The markets initially ran on the tempo reference, with the Dow pushing to a technical “bull market” (20 percent from structural lows) and the S&P 500 rising above its 200-day moving average for the first time since April, despite the fact that neither reference was particularly novel from the central bank’s efforts to provide forward guidance over the past few months. However, when the Fed’s preferred inflation indicator (the PCE deflator) failed to rouse any follow through despite its cooling and an NFPs beat ultimately knocked the market back, the optimism this would suggest was quickly called into question.
On a coasting “rates are slowing” theme, bulls could have taken a clear path, but now it’s a mess of nuance. Doubt will be a prominent feature of the landscape because the Fed is in its pre-FOMC meeting blackout period and cannot direct expectations while the actual decision is further out on December 14.Don’t forget that we’re also thinking about when and if a recession might happen. This concern will be highlighted by events like the ISM service sector activity report on Monday and the UofM consumer sentiment survey on Friday.
DAX 40: Bearish
The German DAX 40 index has returned to a technical “bull market” in a manner that is comparable to that of the US’s Dow Jones Industrial Average, albeit weeks earlier .The familiar draw of a recovery mentality across global equities, which appears more based on speculative appetite than genuine fundamental inspiration, provides the fundamental motivation for Europe’s largest economy. Winter will bring with it the long-standing concern that officials have had about energy prices and shortages in Europe. Economic distress will be pressed as a result of the EU agreeing to limit Russian oil exports to $60 and Brent oil continuing to trade at a premium of more than $5 per barrel to the WTI standard in the United States.
The expectation that the ECB will close the interest rate gap with the Federal Reserve, despite calls from inflation hawks and the OECD, is another economic concern. On December 15, one day after the Fed meeting, the ECB will make a rate decision, which will cause just as much anticipation and possibly even fear. In light of the premium that has been returned to the markets from their lows in 2022, a lack of information will more and more play to worry rather than optimism. Economic pressure measures should be monitored.
ASX200: Neutral
While anticipation will play a significant role in the fundamental landscapes of the United States and Europe next week, the Australian market will have direct catalysts available. The official “bear market,” which saw a 20% correction from record or structural highs, was avoided by the ASX 200, which then recovered from its shallow double bottom at the 38.2% Fibonacci retracement of the post-pandemic recovery run down to approximately 6,400.
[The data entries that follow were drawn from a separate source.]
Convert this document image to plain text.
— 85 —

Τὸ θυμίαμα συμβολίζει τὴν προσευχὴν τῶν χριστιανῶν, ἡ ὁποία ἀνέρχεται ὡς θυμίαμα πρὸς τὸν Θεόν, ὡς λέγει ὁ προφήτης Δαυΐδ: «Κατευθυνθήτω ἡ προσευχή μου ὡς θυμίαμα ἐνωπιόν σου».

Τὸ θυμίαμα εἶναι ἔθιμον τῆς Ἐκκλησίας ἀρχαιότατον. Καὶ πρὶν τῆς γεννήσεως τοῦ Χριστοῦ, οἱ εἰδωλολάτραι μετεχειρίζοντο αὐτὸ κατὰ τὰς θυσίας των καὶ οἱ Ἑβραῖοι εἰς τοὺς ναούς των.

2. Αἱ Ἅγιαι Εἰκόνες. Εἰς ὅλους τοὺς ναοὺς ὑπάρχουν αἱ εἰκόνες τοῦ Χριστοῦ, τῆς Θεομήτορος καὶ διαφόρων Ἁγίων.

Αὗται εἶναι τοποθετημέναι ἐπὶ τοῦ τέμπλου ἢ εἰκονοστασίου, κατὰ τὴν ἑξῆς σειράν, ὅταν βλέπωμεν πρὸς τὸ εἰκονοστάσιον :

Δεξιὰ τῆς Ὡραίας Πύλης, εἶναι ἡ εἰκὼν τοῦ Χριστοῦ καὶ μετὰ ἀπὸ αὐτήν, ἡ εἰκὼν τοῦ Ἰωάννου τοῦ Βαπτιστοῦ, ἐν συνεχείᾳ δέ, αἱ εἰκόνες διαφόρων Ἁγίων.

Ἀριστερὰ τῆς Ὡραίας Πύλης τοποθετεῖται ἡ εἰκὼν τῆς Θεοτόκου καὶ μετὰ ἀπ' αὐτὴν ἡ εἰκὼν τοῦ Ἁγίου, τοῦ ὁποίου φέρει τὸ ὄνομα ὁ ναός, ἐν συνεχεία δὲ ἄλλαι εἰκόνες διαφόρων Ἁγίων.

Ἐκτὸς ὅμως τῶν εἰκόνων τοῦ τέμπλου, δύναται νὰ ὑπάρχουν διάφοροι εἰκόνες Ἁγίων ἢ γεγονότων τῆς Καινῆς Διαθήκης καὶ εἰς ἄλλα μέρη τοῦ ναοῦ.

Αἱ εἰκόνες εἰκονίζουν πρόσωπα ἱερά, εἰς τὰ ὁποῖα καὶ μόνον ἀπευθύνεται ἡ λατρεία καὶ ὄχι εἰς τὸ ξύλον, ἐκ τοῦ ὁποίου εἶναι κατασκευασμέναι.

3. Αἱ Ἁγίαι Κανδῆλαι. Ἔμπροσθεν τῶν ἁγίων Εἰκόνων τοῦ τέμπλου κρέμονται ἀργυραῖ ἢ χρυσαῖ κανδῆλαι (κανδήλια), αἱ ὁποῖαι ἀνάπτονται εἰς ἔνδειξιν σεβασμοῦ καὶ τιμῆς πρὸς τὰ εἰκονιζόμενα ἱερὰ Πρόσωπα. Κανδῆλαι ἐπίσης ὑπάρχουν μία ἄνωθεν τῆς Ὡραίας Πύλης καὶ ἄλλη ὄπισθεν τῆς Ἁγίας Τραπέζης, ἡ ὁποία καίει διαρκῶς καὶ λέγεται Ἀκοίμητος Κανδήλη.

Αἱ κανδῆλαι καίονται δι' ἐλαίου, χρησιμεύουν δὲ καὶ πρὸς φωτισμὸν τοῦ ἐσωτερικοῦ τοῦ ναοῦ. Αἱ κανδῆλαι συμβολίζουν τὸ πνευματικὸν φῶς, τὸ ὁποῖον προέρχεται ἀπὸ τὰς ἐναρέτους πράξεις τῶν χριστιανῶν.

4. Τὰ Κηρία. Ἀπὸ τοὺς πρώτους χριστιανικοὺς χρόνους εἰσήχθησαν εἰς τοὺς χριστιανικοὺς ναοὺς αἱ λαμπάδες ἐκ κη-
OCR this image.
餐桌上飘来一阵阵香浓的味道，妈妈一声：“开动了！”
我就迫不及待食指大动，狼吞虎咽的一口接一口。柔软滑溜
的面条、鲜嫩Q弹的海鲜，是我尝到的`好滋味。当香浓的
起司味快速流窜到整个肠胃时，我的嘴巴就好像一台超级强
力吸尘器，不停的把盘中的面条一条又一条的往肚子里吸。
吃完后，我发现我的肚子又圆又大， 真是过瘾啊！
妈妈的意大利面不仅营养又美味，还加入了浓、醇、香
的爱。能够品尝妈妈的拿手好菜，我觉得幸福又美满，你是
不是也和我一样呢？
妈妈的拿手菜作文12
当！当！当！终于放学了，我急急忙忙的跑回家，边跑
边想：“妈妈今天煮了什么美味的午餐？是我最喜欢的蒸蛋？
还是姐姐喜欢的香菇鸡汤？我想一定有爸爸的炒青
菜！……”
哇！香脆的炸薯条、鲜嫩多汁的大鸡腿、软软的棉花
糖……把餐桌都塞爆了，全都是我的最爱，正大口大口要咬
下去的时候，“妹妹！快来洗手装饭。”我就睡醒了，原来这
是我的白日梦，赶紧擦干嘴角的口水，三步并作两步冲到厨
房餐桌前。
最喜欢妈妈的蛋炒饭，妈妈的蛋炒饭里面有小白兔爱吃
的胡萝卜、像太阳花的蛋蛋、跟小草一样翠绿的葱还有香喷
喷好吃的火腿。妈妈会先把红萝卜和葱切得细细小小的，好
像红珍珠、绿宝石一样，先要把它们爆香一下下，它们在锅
Now that we are inside 4% of getting back to record highs, we are confronting an immediate glance at both the strength of the Australian economy and the degree of limitation (and return) on the monetary framework with a RBA rate choice, among different information. On Tuesday morning, the decision made by the central bank is expected to result in a further 25 bps increase, bringing the benchmark rate to 3.10 percent.
This will slow down economic activity, but it will also slow down in a way that would lead to a lower peak yield than many of its global counterparts (like the FOMC, whose rate is currently 4.0% and is expected to rise above 5.00% next year).That can be good for activity, but it can also stop speculative flows that want a better return. If the third-quarter GDP disappoints, which is anticipated to only slightly decrease from 0.9 to 0.8 percent quarter-over-quarter, it may indicate a more significant fundamental problem.